# lunker lures



## sporty (Nov 9, 2007)

:?: :?: Has anyone tried the lunker lure spinner .
I have seen them being used on a fishing show . The spinners look and act differently then others . The one I saw was yellow.
I have checked Bass pro and Cabelas they don't carry them .
Any info regarding as to use or a supplier would be appreciated.
( an 800 number would be appreciated )
thanks


----------



## Jim (Nov 9, 2007)

Here you go my friend.

The 1-800 number is on the upper right corner!
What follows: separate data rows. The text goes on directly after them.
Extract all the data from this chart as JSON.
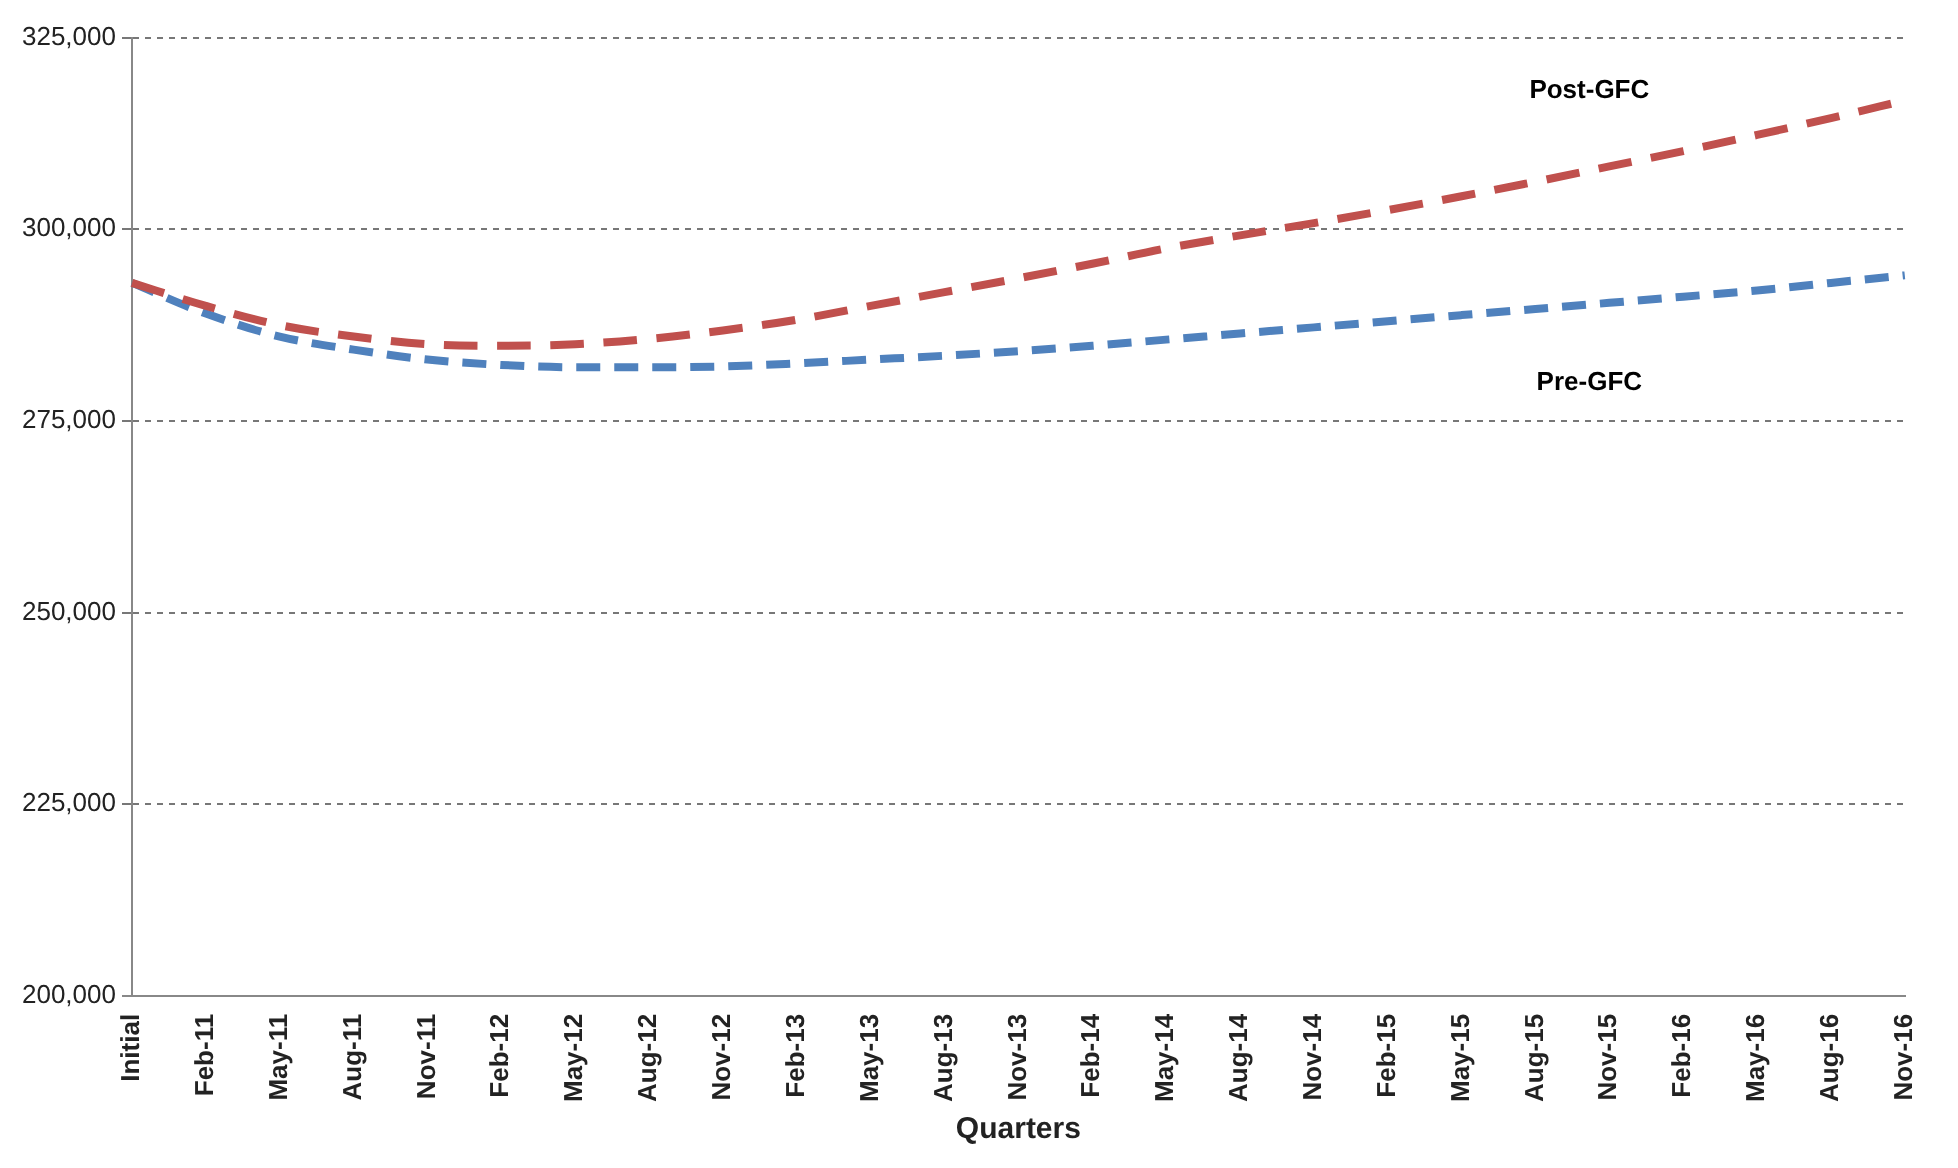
{
  "chart_data": {
    "type": "line",
    "xlabel": "Quarters",
    "categories": [
      "Initial",
      "Feb-11",
      "May-11",
      "Aug-11",
      "Nov-11",
      "Feb-12",
      "May-12",
      "Aug-12",
      "Nov-12",
      "Feb-13",
      "May-13",
      "Aug-13",
      "Nov-13",
      "Feb-14",
      "May-14",
      "Aug-14",
      "Nov-14",
      "Feb-15",
      "May-15",
      "Aug-15",
      "Nov-15",
      "Feb-16",
      "May-16",
      "Aug-16",
      "Nov-16"
    ],
    "series": [
      {
        "name": "Post-GFC",
        "color": "#c0504d",
        "values": [
          293000,
          290000,
          287500,
          286000,
          285000,
          284800,
          285000,
          285700,
          286800,
          288200,
          290000,
          291800,
          293600,
          295500,
          297500,
          299200,
          300800,
          302500,
          304300,
          306200,
          308200,
          310200,
          312300,
          314500,
          316800
        ]
      },
      {
        "name": "Pre-GFC",
        "color": "#4f81bd",
        "values": [
          293000,
          289000,
          286000,
          284300,
          283000,
          282300,
          282000,
          282000,
          282100,
          282500,
          283000,
          283500,
          284100,
          284800,
          285600,
          286400,
          287200,
          288000,
          288800,
          289600,
          290400,
          291200,
          292000,
          293000,
          294000
        ]
      }
    ],
    "ylim": [
      200000,
      325000
    ],
    "yticks": [
      {
        "value": 200000,
        "label": "200,000"
      },
      {
        "value": 225000,
        "label": "225,000"
      },
      {
        "value": 250000,
        "label": "250,000"
      },
      {
        "value": 275000,
        "label": "275,000"
      },
      {
        "value": 300000,
        "label": "300,000"
      },
      {
        "value": 325000,
        "label": "325,000"
      }
    ],
    "grid": "y",
    "legend": false,
    "marker": "none",
    "line_style": "dashed"
  }
}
https://www.lunkerlure.com/new/index.html


----------



## sporty (Nov 9, 2007)

Thank you , I appreciate it . Now for some reviews :?: :?:


----------



## sporty (Nov 15, 2007)

OK !!! I had to order a few , Always dreaming of the ultimate lure/method. Good thing I have a truck to carry all my tackle :lol: 

Let you know later ( next summer ) as to their appeal.


----------



## redbug (Nov 15, 2007)

Sporty, 
don't waste your money on them, just forward the box straight to me 
I will dispose of them in the proper way catching hawg bass !!

I own a cabin in so.ILL that is only about 10 miles from their factory and I have been using the lunker lure products for years.
The only jig I use is the lunkerlure ultimate rattlin jig. 
good luck with your new lures and remember if you don't want them I'm first!!

Wayne


----------



## sporty (Nov 15, 2007)

:lol: :lol: :lol: Thanks for the reply . I glad that you said to forward them to you rather than saying forward them the garbage bin.
They look very interesting and I wish to target pike. An eye or two would be nice !! They are ordered and payed for >>>
Have a good one 8)


----------